I did find a gem: A C Grayling, The God Argument. A very well written, sober and accessible account of the case against religion. So much less showy, strident and smug than Dawkins. A real pleasure to read. I also bought an ancient Greek dictionary in Foyles. It turns out that the original Greek for ‘ghost’, as in Holy Ghost in the Gospels, is the word ‘pneuma’, translated (in the order given in the dictionary) as ‘wind, air; breath; life, spirit, mind…’ It started me wondering about the Christian interpretation of this ‘holy wind’ as yet another god.

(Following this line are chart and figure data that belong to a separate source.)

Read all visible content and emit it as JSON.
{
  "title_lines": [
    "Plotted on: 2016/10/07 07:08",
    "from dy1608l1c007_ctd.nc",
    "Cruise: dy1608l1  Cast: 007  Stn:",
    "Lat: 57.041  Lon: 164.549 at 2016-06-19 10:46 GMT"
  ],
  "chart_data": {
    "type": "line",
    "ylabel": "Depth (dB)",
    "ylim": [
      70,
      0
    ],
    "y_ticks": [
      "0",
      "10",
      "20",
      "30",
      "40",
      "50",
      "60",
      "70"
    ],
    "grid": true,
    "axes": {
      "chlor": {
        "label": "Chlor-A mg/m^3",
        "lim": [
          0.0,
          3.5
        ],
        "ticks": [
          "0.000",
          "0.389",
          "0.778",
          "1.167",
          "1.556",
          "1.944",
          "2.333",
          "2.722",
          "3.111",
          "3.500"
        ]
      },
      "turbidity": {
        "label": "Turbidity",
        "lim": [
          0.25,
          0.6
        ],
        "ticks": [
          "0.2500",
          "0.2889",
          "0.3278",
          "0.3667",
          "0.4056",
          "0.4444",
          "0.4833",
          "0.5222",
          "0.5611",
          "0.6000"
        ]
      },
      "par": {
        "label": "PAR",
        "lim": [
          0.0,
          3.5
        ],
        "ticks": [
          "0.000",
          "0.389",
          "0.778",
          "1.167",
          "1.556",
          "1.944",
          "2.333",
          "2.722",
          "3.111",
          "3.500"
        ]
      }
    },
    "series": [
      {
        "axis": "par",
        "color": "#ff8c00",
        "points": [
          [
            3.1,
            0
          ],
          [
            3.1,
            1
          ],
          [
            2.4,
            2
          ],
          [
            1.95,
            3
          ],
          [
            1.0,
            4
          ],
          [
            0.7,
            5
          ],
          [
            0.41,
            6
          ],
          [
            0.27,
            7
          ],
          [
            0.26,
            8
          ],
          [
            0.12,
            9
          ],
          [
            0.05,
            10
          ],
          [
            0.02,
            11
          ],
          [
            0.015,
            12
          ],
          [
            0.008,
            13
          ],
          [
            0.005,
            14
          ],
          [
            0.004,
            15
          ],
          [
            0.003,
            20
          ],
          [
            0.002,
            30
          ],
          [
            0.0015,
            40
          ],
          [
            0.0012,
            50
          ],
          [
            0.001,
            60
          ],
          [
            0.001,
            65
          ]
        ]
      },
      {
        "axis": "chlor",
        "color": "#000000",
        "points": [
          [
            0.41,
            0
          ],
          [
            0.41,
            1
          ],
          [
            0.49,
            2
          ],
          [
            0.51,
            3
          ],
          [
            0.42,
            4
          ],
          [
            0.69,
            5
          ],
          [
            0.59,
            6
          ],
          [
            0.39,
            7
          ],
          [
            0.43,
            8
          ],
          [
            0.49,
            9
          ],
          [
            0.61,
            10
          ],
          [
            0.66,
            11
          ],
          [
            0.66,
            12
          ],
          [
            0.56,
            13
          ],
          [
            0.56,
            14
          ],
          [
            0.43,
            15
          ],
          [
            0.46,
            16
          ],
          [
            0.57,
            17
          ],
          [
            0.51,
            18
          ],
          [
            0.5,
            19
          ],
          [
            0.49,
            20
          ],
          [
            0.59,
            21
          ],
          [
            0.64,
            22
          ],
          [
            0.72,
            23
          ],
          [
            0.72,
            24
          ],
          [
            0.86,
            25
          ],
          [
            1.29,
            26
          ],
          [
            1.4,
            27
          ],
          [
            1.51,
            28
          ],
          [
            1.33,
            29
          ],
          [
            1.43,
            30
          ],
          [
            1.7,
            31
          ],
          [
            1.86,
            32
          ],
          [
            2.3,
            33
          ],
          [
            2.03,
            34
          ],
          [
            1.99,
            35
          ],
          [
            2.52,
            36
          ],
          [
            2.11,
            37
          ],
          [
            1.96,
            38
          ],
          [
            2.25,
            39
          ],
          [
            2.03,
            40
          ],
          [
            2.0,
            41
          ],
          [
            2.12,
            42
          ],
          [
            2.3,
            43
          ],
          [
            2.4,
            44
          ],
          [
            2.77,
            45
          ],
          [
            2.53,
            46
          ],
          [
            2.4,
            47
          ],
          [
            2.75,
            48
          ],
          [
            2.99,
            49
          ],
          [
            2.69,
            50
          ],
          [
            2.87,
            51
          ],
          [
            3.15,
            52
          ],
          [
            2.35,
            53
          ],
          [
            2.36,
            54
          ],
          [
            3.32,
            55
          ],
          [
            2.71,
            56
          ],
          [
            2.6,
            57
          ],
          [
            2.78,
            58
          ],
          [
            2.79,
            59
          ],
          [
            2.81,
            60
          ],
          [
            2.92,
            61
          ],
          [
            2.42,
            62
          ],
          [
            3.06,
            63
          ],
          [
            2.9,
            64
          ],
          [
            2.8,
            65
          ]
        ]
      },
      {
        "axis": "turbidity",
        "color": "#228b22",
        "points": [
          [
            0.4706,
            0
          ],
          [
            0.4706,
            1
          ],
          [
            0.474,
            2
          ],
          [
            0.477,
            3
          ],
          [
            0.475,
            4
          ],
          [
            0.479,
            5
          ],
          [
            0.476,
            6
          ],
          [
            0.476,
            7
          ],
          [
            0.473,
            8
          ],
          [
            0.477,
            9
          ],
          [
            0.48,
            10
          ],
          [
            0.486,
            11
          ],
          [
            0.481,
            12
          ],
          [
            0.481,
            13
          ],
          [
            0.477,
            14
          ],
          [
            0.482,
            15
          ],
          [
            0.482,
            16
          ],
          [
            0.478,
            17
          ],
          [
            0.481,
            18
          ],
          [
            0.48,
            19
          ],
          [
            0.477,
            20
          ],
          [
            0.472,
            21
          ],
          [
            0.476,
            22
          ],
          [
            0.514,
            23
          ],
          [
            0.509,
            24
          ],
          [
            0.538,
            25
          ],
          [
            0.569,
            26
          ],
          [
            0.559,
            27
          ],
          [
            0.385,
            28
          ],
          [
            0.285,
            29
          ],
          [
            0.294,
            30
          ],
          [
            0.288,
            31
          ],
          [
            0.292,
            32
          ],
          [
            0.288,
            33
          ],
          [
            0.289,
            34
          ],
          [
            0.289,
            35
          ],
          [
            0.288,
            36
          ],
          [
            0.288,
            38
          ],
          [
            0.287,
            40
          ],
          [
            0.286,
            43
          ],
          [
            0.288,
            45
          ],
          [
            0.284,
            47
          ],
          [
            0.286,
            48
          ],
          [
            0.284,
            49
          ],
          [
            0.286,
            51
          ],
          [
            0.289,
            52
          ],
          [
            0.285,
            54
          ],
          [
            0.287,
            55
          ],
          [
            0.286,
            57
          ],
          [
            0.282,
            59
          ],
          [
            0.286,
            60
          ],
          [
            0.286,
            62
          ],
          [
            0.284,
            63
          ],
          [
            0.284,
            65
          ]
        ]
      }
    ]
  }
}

Then to the National Portrait Gallery – which has been changed around so I had difficulty finding anything familiar. I went to the Victorian Gallery briefly, and did spend some time in the Charlotte Bronte exhibition to commemorate the 200th anniversary of her birth. Finally to the National Gallery, complete with at least three ‘Yodas’ outside together with two others of indeterminate appearance, dressed up for the tourists. The problem is that you see these figures in most major cities and still the tourists flock to gawp at them, apparently fascinated. While sitting inside the gallery looking at Turner’s glorious Fighting Temeraire, I was distracted by a well-dressed middle-aged foreign couple sitting next to me playing idiot computer games on their mobile telephones, said instruments emitting various noises to their great amusement. I really do wonder why some people go to all the expense of travel. I moved to another seat opposite The Hay Wain. Next to me was a young lad with his hood up, exhausted and fast asleep. At least he wasn’t snoring.
I usually end up in room 35 at the National Gallery, where the Turners and Constables live, but I also went next door this time to look at the Impressionists. Pissarro’s painting of Montmartre; wonderful!